Over close to 2 years, I have gone through repeated dosage reductions and have gone below what seems the minimum effective dose for me.

I have been through high HCT/HGB and E2, and slightly elevated E2 is an ongoing problem that I have to manage with micro dosed AI.

It takes 2-3 months for me to fully adjust to reductions, and getting to that kind of end point can be an exercise in abject misery. At a few weeks out, the withdrawl is at its worst for me. Due to the half life of T cyp, the typical theoretical amount of time it takes to reach a new steady state is 4-6 weeks, but for me, the body itself takes much longer to adapt.

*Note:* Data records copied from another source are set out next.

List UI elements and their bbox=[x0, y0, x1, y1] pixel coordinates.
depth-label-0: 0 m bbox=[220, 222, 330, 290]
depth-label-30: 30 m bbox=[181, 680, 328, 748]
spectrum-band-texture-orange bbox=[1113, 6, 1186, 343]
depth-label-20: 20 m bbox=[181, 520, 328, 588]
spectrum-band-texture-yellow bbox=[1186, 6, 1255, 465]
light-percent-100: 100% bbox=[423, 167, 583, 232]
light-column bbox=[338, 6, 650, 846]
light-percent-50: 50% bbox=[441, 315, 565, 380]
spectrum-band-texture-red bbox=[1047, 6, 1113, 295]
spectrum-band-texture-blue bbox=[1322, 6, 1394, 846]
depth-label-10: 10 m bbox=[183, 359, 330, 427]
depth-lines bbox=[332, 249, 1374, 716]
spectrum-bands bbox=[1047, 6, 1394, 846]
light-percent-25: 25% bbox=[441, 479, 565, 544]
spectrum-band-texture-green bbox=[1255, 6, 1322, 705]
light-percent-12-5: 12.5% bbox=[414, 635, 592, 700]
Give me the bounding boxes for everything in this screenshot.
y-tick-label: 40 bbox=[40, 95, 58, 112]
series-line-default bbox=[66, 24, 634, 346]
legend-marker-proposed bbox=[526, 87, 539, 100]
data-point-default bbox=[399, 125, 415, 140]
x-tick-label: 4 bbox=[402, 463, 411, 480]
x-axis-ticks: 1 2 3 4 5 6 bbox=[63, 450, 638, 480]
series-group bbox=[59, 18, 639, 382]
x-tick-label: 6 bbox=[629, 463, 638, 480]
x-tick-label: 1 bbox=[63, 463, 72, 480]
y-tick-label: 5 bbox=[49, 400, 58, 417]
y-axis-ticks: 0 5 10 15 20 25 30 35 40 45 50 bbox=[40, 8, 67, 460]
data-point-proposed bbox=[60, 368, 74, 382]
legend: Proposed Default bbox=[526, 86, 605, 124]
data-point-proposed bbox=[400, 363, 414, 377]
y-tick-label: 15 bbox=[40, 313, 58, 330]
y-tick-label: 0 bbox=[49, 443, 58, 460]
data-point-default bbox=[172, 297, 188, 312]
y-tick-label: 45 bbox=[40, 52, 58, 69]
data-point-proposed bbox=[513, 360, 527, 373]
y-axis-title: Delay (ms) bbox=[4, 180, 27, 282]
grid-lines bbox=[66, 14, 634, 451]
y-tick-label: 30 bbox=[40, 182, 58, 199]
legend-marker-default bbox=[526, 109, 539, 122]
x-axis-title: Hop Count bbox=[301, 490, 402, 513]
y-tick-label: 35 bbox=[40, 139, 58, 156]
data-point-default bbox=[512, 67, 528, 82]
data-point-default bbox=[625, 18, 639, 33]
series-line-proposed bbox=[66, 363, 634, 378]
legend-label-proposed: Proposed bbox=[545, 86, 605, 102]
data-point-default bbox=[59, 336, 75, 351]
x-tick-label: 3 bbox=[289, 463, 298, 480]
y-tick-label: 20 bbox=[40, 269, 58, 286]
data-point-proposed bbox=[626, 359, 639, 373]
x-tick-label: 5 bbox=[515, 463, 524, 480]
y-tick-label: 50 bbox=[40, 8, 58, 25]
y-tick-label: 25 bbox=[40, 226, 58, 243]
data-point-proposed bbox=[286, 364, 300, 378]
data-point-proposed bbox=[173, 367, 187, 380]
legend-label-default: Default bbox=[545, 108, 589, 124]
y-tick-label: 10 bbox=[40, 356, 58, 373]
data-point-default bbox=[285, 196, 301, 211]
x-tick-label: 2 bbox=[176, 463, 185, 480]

My lowest effective dose is 84mg/week dosed 24mg EOD. I do use HCG 200iu EOD and anastrozole 0.06mg EOD.
 

Golfboy307

Active Member
Yes, right now I am having better results on 30mg every 2.5 days, so about 80-90 mg/wk total T Cyp. That keeps my at 800-900 with very little E2 spikes. I was previously doing 1x week, then every 5 days.
 

Guided_by_Voices

Well-Known Member
I did well at about 80-90 per week via 2 injections, and now I'm doing even better after adding in cream, however that is with DHEA and various other supps and activities
 

Golfboy307

Active Member
Nova: I am not using an AI or HCG if that is your question. I have found that as long as my T doesn't go above 1000 I really haven't needed those added. I am on several vitamins and NO boosting supplements, but those are not necessarily hormone related.